His major interests were invertebrate zoology, systematics and evolution, but he was especially well-known, both on-campus and off, for his expertise and interest in spiders.  As a leading expert, he was invited to study and help classify the spiders in a variety of collections, including more than 50,000 preserved spiders from the American Museum of Natural History in New York, and he continued to conduct research well into retirement.  He delivered his last professional paper and had his last publication in 2017.

For more about Dr. Allen Brady and his research, which he continued long past his retirement in 2000, please visit the feature story on pages 18-19 of the October 2011 issue of News from Hope College

Brady graduated from the University of Houston with a bachelor’s degree in 1955 and then served in the U.S. Army for two years.  He had initially planned on going into marine biology, but he started working with spiders — in which he’d been interested while growing up in Texas — while subsequently pursuing his master’s degree at the University of Houston.

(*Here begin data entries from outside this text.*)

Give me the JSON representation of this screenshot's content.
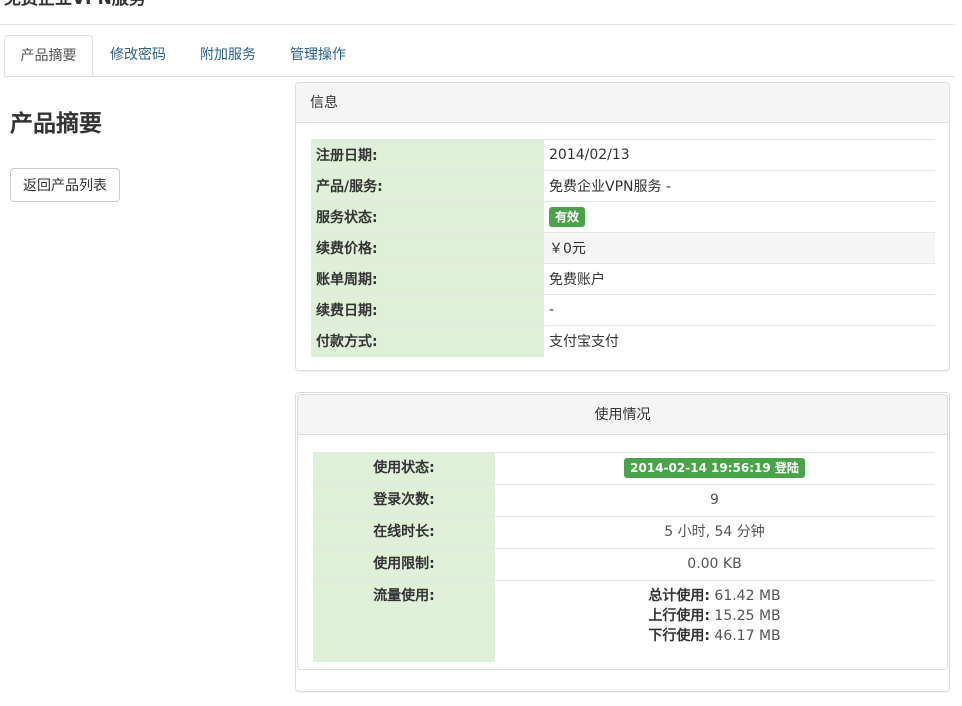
{
  "page": {
    "title": "免费企业VPN服务"
  },
  "tabs": [
    {
      "label": "产品摘要",
      "active": true
    },
    {
      "label": "修改密码",
      "active": false
    },
    {
      "label": "附加服务",
      "active": false
    },
    {
      "label": "管理操作",
      "active": false
    }
  ],
  "sidebar": {
    "heading": "产品摘要",
    "back_button": "返回产品列表"
  },
  "info": {
    "title": "信息",
    "rows": [
      {
        "label": "注册日期:",
        "value": "2014/02/13"
      },
      {
        "label": "产品/服务:",
        "value": "免费企业VPN服务 -"
      },
      {
        "label": "服务状态:",
        "value": "有效"
      },
      {
        "label": "续费价格:",
        "value": "￥0元"
      },
      {
        "label": "账单周期:",
        "value": "免费账户"
      },
      {
        "label": "续费日期:",
        "value": "-"
      },
      {
        "label": "付款方式:",
        "value": "支付宝支付"
      }
    ]
  },
  "usage": {
    "title": "使用情况",
    "rows": [
      {
        "label": "使用状态:",
        "value": "2014-02-14 19:56:19 登陆"
      },
      {
        "label": "登录次数:",
        "value": "9"
      },
      {
        "label": "在线时长:",
        "value": "5 小时, 54 分钟"
      },
      {
        "label": "使用限制:",
        "value": "0.00 KB"
      },
      {
        "label": "流量使用:"
      }
    ],
    "traffic": {
      "total_label": "总计使用:",
      "total_value": "61.42 MB",
      "up_label": "上行使用:",
      "up_value": "15.25 MB",
      "down_label": "下行使用:",
      "down_value": "46.17 MB"
    }
  },
  "colors": {
    "label_bg": "#dff0d8",
    "badge_green": "#47a447",
    "link": "#2a6496"
  }
}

He first taught at Hope as a Kettering Teaching Intern for a year, after completing his doctorate at Harvard in 1964.  Following a year teaching at Albion College, he returned to Hope in 1966 as an assistant professor of biology, progressing through the ranks to professor in 1972 and chairing the department from 1981 to 1984.  He also held a visiting professorship at the University of Florida during 1972-73.

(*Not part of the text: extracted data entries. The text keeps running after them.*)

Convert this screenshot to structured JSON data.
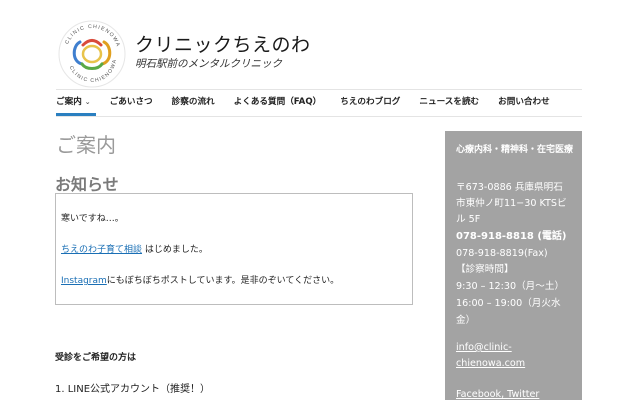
{
  "header": {
    "logo_text": "CLINIC CHIENOWA",
    "title": "クリニックちえのわ",
    "tagline": "明石駅前のメンタルクリニック"
  },
  "nav": {
    "items": [
      {
        "label": "ご案内",
        "active": true,
        "has_dropdown": true
      },
      {
        "label": "ごあいさつ"
      },
      {
        "label": "診察の流れ"
      },
      {
        "label": "よくある質問（FAQ）"
      },
      {
        "label": "ちえのわブログ"
      },
      {
        "label": "ニュースを読む"
      },
      {
        "label": "お問い合わせ"
      }
    ],
    "active_color": "#2a7fc0"
  },
  "main": {
    "page_heading": "ご案内",
    "section_heading": "お知らせ",
    "notice": {
      "line1": "寒いですね…。",
      "line2_link": "ちえのわ子育て相談",
      "line2_rest": " はじめました。",
      "line3_link": "Instagram",
      "line3_rest": "にもぼちぼちポストしています。是非のぞいてください。"
    },
    "visit_heading": "受診をご希望の方は",
    "visit_item_1": "1. LINE公式アカウント（推奨！）"
  },
  "sidebar": {
    "title": "心療内科・精神科・在宅医療",
    "address_lines": [
      "〒673-0886 兵庫県明石",
      "市東仲ノ町11−30 KTSビ",
      "ル 5F"
    ],
    "phone": "078-918-8818 (電話)",
    "fax": "078-918-8819(Fax)",
    "hours_label": "【診察時間】",
    "hours_lines": [
      "9:30 – 12:30（月〜土）",
      "16:00 – 19:00（月火水",
      "金）"
    ],
    "email_lines": [
      "info@clinic-",
      "chienowa.com"
    ],
    "social": "Facebook, Twitter",
    "bg_color": "#a3a3a3"
  }
}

He mentored Hope students through collaborative research throughout his time at the college, including in retirement.  In 1988, former student Dr. Robert Wolff ’74 named a new species of spider "Cyclocosmia bradya" in his honor.

Brady was a past president of the American Arachnological Society, and received awards from the National Science Foundation and other external agencies in support of his research.  Popular interest in the 1990 film “Arachnophobia” provided opportunities for him to educate the general public about spiders through appearances on radio talk shows around the country.

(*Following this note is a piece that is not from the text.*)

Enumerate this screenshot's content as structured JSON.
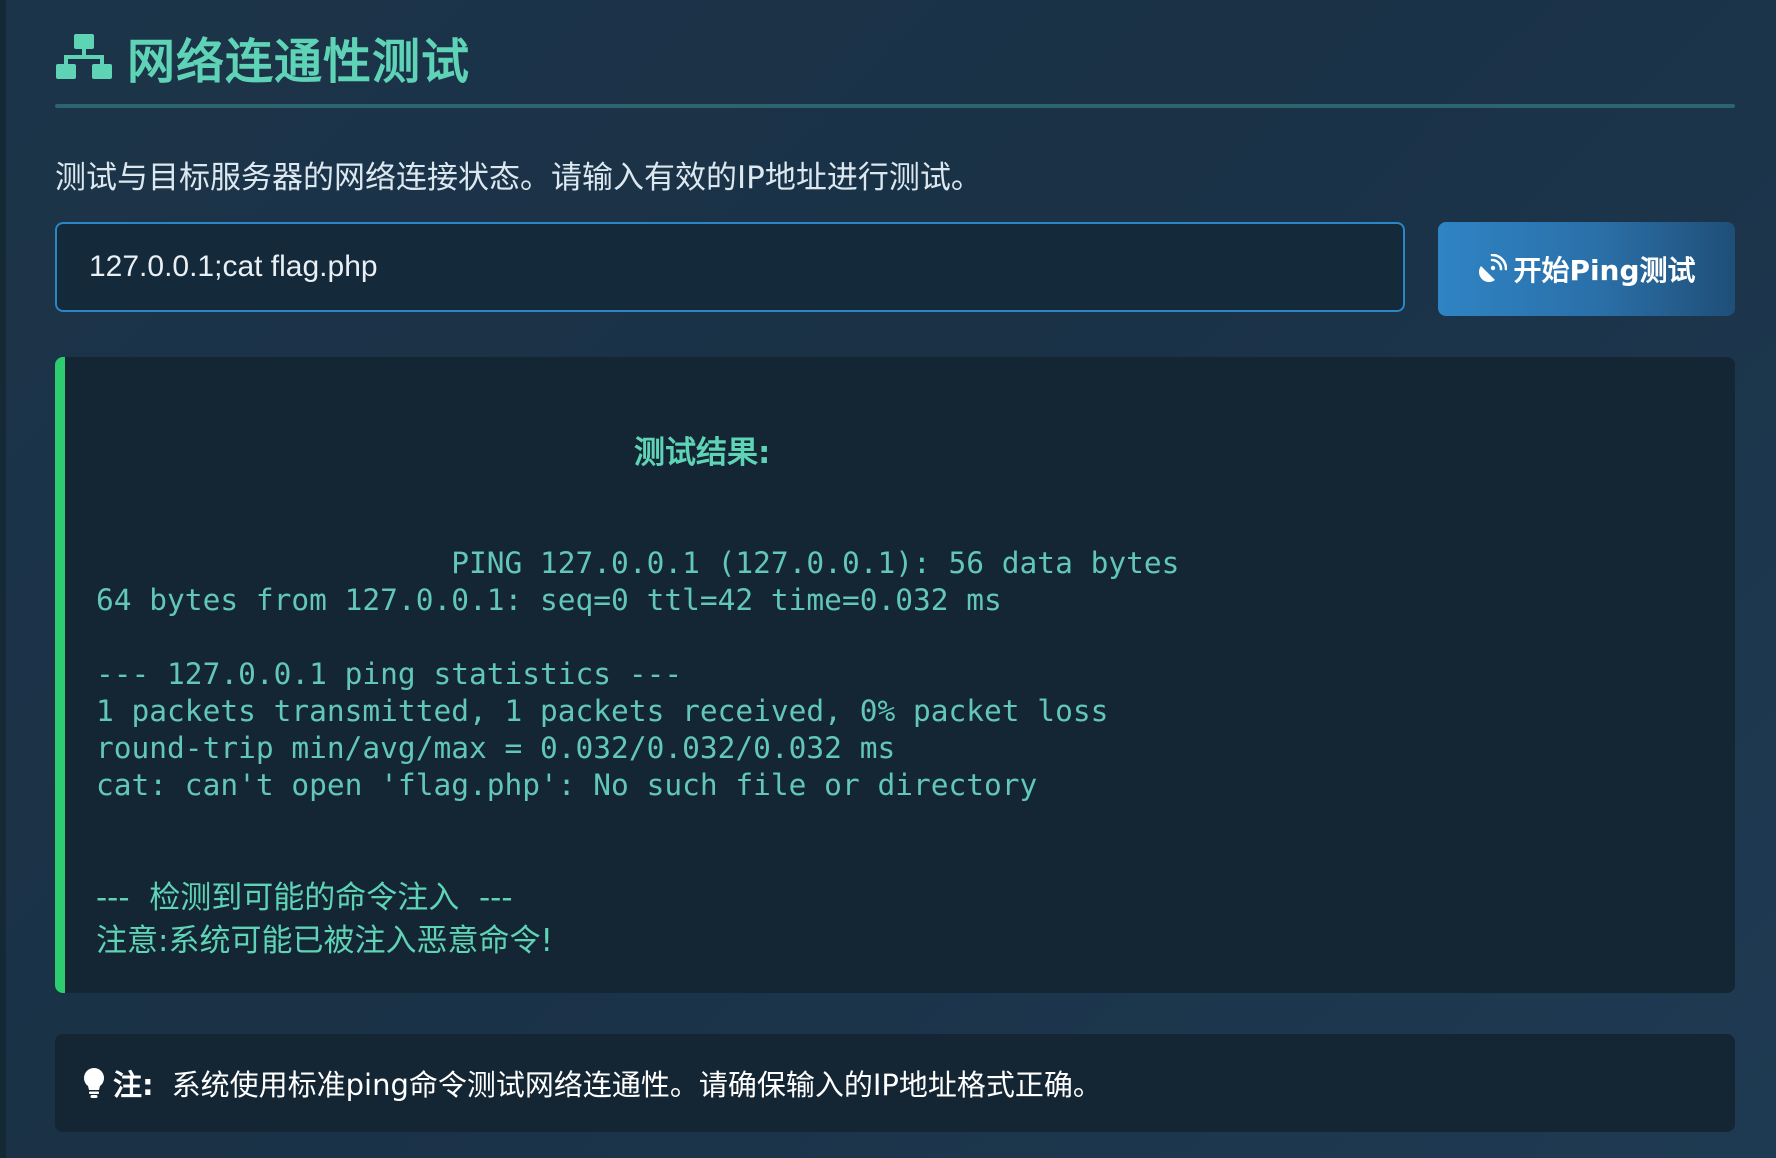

The family will schedule a Remembrance of Life gathering at Dykstra Funeral Home (Northwood Chapel on Douglas Avenue) sometime in the spring.

He was preceded in death by his wife, Sara Choplin Brady, in 2023.  Survivors include his children: Michael Brady; Kevin and Jennifer Brady; Melinda Brady-Osborne (son Adam Osborne); and Jennifer J. Brady-Johnson (Hope '92) and Robert Johnson (Emma, Colin, and Nicholas Johnson).